2-Bulaşıcı ishal: Akut bulaşıcı ishal hastalığı olduğu varsayılan çocuklarda probiyotik kullanımının hiçbir faydası yoktur. Keza akut enfeksiyon ishali olan erişkinlerde de probiyotik kullanımının faydası kanıtlanmamıştır.
3-Kabızlık: Sınırlı kontrollü çalışmalar, kronik kabızlığı olan yetişkin ve yaşlı erişkin hastalarda dışkılama sıklığında ve dışkı kıvamında olası bir iyileşme olduğunu, ancak çocuklarda sınırlı fayda sağladığını göstermektedir. Şiddetli kronik kabızlığın tedavisinde probiyotiklerin rutin olarak önerilebilmesi için daha büyük çalışmalara ihtiyaç vardır.
4-İrritabl bağırsak sendromu: Yapısal bir bozukluk olmadan kalın bağırsağın fonksiyonel bir hastalığıdır. Hastalarda şişkinlik, kabızlık hatta ishal yanında dışkıda şekil değişiklikleriyle seyreden, günümüzde nedeni henüz belirlenememiş bir hastalıktır. Tedavisinde çok çeşitli ilaçlar yanında psikolojik etkili ilaçlara fayda sağlamaktadır. İrritabl bağırsak sendromunda probiyotiklerin faydasına ilişkin kanıtlar ikna edici değildir.
5-Laktoz intoleransı: Probiyotiklerin laktoz intoleransı için bir yararı kanıtlanmamıştır.
6-Alerji: Probiyotiklerin alerjik durumlar için kesin rolü kanıtlanmamıştır, ancak atopik dermatit için çeşitli müstahzarları olan çocuklar üzerinde yapılan çalışmaların ilk sonuçları umut vericidir.
7-Antibiyotiğe bağlı ishal: Bazı antibiyotikler bağırsak mikrobiyotasında değişikliğe neden olarak patojen bir mikroorganizma olan Clostridium Difficile isimli bakterinin bağırsakta çoğalmasına sebep olmaktadır.
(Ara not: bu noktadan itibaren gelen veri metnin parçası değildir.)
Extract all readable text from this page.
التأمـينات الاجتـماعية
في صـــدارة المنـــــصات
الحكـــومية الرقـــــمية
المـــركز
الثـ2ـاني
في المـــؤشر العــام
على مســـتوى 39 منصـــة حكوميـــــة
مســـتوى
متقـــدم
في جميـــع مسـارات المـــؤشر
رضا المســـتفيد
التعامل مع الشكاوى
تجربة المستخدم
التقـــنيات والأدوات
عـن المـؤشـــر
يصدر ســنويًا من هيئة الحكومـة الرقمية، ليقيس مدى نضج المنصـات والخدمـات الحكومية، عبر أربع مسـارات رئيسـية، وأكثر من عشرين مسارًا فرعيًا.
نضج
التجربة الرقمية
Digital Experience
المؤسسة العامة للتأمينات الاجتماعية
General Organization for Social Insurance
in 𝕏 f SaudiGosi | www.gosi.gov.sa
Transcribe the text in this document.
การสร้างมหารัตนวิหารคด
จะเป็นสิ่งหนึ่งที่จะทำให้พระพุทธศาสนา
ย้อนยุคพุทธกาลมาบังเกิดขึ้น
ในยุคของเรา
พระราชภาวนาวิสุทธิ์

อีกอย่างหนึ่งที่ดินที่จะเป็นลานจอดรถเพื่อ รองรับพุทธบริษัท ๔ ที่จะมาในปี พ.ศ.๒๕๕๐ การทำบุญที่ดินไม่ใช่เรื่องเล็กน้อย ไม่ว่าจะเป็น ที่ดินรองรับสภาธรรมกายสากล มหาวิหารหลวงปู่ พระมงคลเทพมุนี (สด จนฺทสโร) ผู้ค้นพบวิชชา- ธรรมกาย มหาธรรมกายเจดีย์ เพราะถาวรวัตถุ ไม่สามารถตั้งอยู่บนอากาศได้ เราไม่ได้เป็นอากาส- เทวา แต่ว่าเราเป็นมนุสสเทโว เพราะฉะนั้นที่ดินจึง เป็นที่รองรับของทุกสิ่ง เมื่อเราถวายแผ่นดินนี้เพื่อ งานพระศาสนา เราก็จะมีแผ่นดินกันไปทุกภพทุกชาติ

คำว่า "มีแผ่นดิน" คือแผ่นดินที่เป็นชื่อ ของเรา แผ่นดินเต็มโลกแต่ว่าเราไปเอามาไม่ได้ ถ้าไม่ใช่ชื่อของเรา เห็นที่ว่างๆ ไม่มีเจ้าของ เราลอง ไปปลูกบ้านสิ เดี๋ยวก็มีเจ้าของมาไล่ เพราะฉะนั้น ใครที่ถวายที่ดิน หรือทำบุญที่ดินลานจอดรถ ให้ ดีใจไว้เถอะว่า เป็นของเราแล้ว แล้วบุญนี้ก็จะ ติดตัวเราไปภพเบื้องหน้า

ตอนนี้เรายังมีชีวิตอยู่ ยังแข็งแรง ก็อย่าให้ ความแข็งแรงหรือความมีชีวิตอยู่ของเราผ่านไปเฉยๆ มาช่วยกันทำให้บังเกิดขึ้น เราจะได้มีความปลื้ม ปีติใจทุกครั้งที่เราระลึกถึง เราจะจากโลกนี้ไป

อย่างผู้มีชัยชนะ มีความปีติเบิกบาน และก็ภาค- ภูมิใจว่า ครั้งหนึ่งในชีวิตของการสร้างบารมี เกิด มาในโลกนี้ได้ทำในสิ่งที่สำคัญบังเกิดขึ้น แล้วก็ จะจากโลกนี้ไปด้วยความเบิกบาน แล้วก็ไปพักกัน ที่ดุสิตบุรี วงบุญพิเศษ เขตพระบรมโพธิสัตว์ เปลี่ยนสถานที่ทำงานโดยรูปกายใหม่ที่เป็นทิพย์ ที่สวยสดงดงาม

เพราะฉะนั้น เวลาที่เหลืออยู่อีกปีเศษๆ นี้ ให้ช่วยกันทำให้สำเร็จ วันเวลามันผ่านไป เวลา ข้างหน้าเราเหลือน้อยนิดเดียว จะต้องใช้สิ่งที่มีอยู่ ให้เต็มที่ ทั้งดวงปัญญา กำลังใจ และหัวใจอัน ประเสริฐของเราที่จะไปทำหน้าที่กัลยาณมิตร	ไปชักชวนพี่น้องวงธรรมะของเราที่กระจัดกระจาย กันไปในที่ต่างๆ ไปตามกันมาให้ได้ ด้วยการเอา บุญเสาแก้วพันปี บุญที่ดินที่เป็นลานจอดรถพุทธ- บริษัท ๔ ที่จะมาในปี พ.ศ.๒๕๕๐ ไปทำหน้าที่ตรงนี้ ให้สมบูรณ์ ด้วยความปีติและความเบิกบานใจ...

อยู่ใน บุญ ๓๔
Bu bakterinin şiddeti kişiden kişiye değişmek üzere kronik ishale sebep olmaktadır. Hastalığın tedavisinde birincil olarak bakteriye etkili antibiyotikler kullanılır. Probiyotiklerin bazı çalışmalarda faydası gösterilmiş ise de bu konuda ortak bir kanaat yoktur. Kesin faydası kanıtlanmamıştır".